You might think oh you’ll just say pardon me and it’ll be fine. Um..NO! I have had friends come to me and say you won’t believe a tourist just blew their nose on the bus! If you have been to Iran before and have blown your nose in public, trust me on this, You are in the minds of one (if not more) Iranian families. You will forever be known as “that rude tourist”.

Went to a restaurant? Had some carbonated drinks? Stomach hurts? Need to burp? Think it’ll be okay with a pardon? Guess again! Persians hate that; they really get irritated by these two things, so excuse yourself and do it privately or forever hold your peace!

6. Displaying Too Much Affection In Public

Have you ever seen the royals display their affection publicly? Yes, that’s what I was getting at, Persians are ALL royals! All jokes aside, holding hands with your partner is okay, locking arms is fine but locking lips? No, no, no!
That’s what the law dictates; however, depending on where you go throughout the country, you may be able to play around with this law. For example, you might go to a cozy cafe or a location that not many people are around; in these circumstances, being affectionate is probably fine, but it’s safer if you stay away from it altogether. 

7. Giving the Thumbs-up

Man shocked by seeing someone giving the thumbs-up in Iran, considered rude in persian culture - Termeh Travel

You know how some hand gestures might mean different things in other countries, for example when you touch the tip of your index finger to the tip of your thumb, also known as the “OK” gesture, in Japan means “money” in France means “you’re a big zero” and so on.

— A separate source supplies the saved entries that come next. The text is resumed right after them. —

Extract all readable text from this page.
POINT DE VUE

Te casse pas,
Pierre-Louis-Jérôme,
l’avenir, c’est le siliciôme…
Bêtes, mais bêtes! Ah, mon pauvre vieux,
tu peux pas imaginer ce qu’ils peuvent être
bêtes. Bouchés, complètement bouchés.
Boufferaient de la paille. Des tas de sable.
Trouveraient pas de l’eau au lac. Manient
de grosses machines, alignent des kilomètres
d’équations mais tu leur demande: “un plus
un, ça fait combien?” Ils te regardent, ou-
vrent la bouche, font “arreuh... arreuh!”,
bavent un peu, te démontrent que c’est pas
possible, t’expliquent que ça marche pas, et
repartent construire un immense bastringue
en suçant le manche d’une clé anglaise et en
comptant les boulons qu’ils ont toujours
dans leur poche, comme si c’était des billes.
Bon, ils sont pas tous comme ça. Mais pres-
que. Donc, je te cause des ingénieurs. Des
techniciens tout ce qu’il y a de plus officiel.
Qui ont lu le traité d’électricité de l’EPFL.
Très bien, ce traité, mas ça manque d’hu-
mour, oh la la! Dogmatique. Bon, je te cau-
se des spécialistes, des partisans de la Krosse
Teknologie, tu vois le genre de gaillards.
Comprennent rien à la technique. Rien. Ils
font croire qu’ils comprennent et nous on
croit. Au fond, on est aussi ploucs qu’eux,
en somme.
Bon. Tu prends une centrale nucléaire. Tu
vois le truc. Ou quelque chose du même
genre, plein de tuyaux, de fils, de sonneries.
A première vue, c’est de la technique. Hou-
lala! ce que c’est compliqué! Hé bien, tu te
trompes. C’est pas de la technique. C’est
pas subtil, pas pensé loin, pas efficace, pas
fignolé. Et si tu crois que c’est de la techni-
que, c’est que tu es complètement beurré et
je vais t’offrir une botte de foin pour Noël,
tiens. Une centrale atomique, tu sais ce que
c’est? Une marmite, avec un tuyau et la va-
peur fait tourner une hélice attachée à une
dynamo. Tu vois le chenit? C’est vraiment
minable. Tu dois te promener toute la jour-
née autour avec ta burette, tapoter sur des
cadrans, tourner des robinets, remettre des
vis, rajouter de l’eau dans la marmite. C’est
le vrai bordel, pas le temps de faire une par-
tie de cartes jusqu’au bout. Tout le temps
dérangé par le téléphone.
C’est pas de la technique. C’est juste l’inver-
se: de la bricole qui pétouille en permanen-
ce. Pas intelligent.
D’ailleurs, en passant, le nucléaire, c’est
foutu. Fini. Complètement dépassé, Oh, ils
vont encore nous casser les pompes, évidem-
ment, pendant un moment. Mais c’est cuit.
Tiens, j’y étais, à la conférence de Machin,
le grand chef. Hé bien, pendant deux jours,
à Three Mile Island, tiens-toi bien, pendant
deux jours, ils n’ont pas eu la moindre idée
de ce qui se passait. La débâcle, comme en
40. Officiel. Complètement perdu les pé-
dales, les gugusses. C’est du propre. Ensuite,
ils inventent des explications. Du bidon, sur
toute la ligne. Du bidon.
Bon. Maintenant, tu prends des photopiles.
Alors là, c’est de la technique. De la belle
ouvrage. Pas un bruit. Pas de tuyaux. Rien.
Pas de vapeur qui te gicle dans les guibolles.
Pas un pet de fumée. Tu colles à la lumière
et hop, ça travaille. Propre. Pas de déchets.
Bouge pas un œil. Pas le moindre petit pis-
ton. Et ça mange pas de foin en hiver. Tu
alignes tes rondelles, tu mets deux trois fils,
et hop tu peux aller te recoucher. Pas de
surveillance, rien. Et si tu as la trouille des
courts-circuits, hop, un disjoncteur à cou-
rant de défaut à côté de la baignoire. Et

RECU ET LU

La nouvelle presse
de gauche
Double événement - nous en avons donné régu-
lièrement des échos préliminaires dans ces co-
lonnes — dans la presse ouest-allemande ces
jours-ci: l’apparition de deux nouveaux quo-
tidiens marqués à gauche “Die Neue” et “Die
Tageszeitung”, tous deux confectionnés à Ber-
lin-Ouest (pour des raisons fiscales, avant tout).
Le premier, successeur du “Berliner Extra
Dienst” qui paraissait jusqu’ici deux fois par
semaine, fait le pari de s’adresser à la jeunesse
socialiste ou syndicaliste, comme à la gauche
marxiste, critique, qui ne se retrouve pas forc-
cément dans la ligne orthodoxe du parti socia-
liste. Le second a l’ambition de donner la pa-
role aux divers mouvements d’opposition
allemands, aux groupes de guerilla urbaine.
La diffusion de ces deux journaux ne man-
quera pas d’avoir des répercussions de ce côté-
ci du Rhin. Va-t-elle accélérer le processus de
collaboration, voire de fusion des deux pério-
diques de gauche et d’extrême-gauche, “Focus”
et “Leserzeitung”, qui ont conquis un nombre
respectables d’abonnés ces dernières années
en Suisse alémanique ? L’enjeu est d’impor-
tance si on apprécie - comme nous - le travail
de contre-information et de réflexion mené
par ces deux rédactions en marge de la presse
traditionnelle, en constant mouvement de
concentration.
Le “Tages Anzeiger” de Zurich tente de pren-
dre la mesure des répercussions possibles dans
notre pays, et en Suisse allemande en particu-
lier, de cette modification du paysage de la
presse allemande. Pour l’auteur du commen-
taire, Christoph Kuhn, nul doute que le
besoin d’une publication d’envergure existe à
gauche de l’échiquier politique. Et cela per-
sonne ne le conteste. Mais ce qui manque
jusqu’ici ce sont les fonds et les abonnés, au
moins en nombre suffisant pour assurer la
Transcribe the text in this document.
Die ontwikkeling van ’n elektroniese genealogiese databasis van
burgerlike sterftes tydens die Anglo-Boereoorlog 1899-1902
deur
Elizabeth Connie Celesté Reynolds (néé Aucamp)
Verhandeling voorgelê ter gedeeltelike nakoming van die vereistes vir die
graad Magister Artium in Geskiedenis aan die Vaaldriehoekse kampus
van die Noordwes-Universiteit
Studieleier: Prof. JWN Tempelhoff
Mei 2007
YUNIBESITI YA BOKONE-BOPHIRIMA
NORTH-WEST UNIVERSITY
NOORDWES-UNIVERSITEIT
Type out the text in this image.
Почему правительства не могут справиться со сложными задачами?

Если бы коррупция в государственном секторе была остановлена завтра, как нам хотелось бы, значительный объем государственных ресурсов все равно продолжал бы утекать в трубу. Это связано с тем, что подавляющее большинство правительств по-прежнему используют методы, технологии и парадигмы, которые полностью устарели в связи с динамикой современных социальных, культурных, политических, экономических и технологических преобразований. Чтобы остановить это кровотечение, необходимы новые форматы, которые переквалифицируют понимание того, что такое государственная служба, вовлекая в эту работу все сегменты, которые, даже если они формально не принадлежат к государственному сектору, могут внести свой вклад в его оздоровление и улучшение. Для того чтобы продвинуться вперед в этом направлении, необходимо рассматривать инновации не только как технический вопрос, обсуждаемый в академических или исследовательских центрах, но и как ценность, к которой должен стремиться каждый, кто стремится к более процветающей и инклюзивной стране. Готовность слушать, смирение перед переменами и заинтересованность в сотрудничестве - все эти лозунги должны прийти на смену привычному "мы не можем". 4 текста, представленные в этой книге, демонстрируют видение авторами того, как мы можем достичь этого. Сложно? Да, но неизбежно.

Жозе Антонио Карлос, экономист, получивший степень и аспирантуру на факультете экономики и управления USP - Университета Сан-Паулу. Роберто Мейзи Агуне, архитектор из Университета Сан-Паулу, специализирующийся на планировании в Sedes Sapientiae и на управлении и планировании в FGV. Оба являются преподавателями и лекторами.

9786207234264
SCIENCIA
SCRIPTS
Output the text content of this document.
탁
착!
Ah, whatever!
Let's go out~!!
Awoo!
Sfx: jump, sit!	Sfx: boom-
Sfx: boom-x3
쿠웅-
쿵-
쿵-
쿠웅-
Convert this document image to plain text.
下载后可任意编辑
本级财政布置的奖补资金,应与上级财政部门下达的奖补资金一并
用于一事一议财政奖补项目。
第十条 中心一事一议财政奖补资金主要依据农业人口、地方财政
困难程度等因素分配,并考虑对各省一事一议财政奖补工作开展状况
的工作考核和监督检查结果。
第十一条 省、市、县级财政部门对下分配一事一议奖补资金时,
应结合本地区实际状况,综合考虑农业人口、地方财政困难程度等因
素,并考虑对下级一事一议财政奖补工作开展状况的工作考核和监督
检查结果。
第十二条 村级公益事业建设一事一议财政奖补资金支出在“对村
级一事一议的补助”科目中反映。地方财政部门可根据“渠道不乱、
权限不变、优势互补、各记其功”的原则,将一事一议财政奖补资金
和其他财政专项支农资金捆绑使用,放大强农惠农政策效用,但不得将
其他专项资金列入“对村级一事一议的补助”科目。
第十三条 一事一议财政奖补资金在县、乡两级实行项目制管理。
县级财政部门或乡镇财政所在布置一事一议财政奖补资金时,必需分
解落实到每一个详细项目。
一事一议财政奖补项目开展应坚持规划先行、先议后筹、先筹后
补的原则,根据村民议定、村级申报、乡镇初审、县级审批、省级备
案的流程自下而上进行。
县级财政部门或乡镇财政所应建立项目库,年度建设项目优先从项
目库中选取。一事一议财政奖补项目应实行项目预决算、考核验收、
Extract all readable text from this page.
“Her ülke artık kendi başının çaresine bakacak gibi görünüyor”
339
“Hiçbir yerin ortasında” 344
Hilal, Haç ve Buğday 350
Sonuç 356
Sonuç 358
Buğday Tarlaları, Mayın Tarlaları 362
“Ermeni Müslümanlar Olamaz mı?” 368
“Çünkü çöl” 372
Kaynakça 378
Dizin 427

Well, in Iran, the thumbs-up is the equivalent of flipping the bird in the US or UK. Due to social media, more Persians now know the meaning of thumbs-up is, in fact, “like” or “good” but it still has the original meaning too.

When in doubt, just yell “Like”.

8. Calling Persians “Arabs” or mixing the languages

Oh no sister/brother, you did NOT just do that!

The main reason why Persains dislike being mixed up is because of their history, culture, art, and all the other differences that they have at heart.

Yes, they have so many similarities but are two different countries with two very different likes and dislikes. Think of it this way, both the UK and the USA speak English they also have so many similarities too, but you never mix them up because of obvious reasons. Same goes for Persians and Arabs, yes to a foreigner’s eyes they have the same alphabet, their writings look the same and so much more, but keep cultural differences in mind, and you’ll be good to go.